Because networks aren't reliable, distributed systems must support partition tolerance. You will need to make a software tradeoff between consistency and availability.
| System Type | Description | Examples |
|---|---|---|
| CP | Chooses consistency over availability. Waits for a response from the partitioned node, which might result in a timeout error. | MongoDB, HBase, Redis, Zookeeper |
| AP | Chooses availability over consistency. Responses return the most readily available version of the data available on any node, which might not be the latest. | Cassandra, DynamoDB, CouchDB |
| CA | Technically impossible in WAN distributed systems. Exists only in local, single-node contexts. | RDBMS (MySQL, Postgres) |
2. Consistency Patterns
With multiple copies of the same data, we are faced with options on how to synchronize them so clients have a consistent view of the data:
- Weak Consistency: After a write, reads may or may not see it. A best effort approach is taken. This approach is seen in systems such as memcached and works well in real time use cases such as VoIP, video chat, and realtime multiplayer games.
- Eventual Consistency: After a write, reads will eventually see it (typically within milliseconds). Data is replicated asynchronously. This approach is seen in systems such as DNS and email, and works well in highly available systems.
- Strong Consistency: After a write, reads will see it. Data is replicated synchronously. This approach is seen in file systems and RDBMSes, and works well in systems that need transactions.
3. Availability Patterns
There are two complementary patterns to support high availability: fail-over and replication.
Fail-over Architectures
- Active-Passive: With active-passive fail-over, heartbeats are sent between the active and the passive server on standby. If the heartbeat is interrupted, the passive server takes over the active's IP address and resumes service.
- Active-Active: In active-active, both servers are managing traffic, spreading the load between them. If the servers are public-facing, the DNS would need to know about the public IPs of both servers.
Availability in Numbers
Availability is often quantified by uptime (or downtime) as a percentage of time the service is available.
| Metric | 99.9% Availability ("Three 9s") | 99.99% Availability ("Four 9s") |
|---|---|---|
| Downtime per year | 8h 45min 57s | 52min 35.7s |
| Downtime per month | 43m 49.7s | 4m 23s |
| Downtime per week | 10m 4.8s | 1m 5s |
| Downtime per day | 1m 26.4s | 8.6s |
Note: The above downtime figures are standard industry metrics.
Calculating Overall Availability:
* In Sequence: Overall availability decreases when two components with availability < 100% are in sequence. The formula is: Availability (Total) = Availability (Foo) * Availability (Bar).
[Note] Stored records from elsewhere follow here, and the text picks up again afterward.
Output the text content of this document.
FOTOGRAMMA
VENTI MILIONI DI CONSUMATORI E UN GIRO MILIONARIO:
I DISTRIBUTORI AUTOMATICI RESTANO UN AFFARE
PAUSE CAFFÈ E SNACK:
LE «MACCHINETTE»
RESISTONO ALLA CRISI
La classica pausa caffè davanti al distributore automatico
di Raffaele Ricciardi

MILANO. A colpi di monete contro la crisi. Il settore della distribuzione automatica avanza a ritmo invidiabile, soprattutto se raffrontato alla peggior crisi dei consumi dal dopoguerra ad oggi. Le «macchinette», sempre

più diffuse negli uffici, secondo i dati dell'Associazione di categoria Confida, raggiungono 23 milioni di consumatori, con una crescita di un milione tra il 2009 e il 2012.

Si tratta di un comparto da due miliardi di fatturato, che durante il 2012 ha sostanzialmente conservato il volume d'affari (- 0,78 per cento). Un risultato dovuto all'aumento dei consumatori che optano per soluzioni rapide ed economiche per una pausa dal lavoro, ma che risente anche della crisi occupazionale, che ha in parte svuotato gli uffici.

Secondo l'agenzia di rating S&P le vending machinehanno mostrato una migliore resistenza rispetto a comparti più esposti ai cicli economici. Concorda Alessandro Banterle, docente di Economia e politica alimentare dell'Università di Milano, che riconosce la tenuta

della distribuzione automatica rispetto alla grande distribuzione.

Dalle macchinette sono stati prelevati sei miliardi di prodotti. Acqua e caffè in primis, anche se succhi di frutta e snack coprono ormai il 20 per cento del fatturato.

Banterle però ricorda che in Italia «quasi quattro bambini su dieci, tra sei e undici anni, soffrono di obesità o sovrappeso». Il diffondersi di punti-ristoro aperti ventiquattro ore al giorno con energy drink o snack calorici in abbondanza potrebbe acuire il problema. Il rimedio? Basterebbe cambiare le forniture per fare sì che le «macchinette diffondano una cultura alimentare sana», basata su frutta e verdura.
* In Parallel: Overall availability increases when two components with availability < 100% are in parallel. The formula is: Availability (Total) = 1 - (1 - Availability (Foo)) * (1 - Availability (Bar)).
4. The PACELC Theorem
The PACELC theorem extends CAP by addressing system behavior during normal operations (when no partition exists).
Definition:
If there is a Partition (P), a distributed system must trade off between Availability (A) and Consistency (C);
Else (E), when the system is running normally, it must trade off between Latency (L) and Consistency (C).
Trade-off Matrix
| Model | Explanation | Examples |
|---|---|---|
| PA/EL | In a partition choose Availability, otherwise choose Latency. Replication is usually asynchronous. | Dynamo, Cassandra |
| PC/EC | In a partition choose Consistency, otherwise still prefer Consistency. Replication is synchronous. | BigTable, HBase |
| PA/EC | In a partition choose Availability, otherwise prefer Consistency. | MongoDB |
5. Capacity Estimation & Back-of-the-Envelope Math
Designing scalable systems requires estimating resource requirements using rough calculations.
Core Constants & Time Estimates
- Seconds in a Day: 86,400
- Seconds in a Year: ~31.5 Million
- Seconds in 50 Years: ~1.6 Billion (important for generating unique Epoch-based IDs)
- 80/20 Rule: 20% of data (hot data) typically accounts for 80% of the traffic
Standard Storage Metrics
- 1 Char = 1 Byte (ASCII) / 2 Bytes (Unicode)
- 1 Integer = 4 Bytes
- 1 UNIX Timestamp = 4 Bytes (or 8 Bytes for 64-bit)
- 1 UUID = 16 Bytes
Jeff Dean’s Latency Numbers
Understanding the orders of magnitude difference between operations is critical for identifying bottlenecks.
| Operation | Latency | Note |
|---|---|---|
| L1 Cache Reference | 0.5 ns | Fastest |
| Mutex Lock/Unlock | 100 ns | |
| Main Memory Reference | 100 ns | |
| Read 1 MB sequentially from memory | 250 µs | |
| Round trip within same datacenter | 500 µs | |
| Disk seek | 10 ms | Slow |
| Read 1 MB sequentially from disk | 30 ms | |
| Send packet CA → Netherlands → CA | 150 ms | Speed of light limit |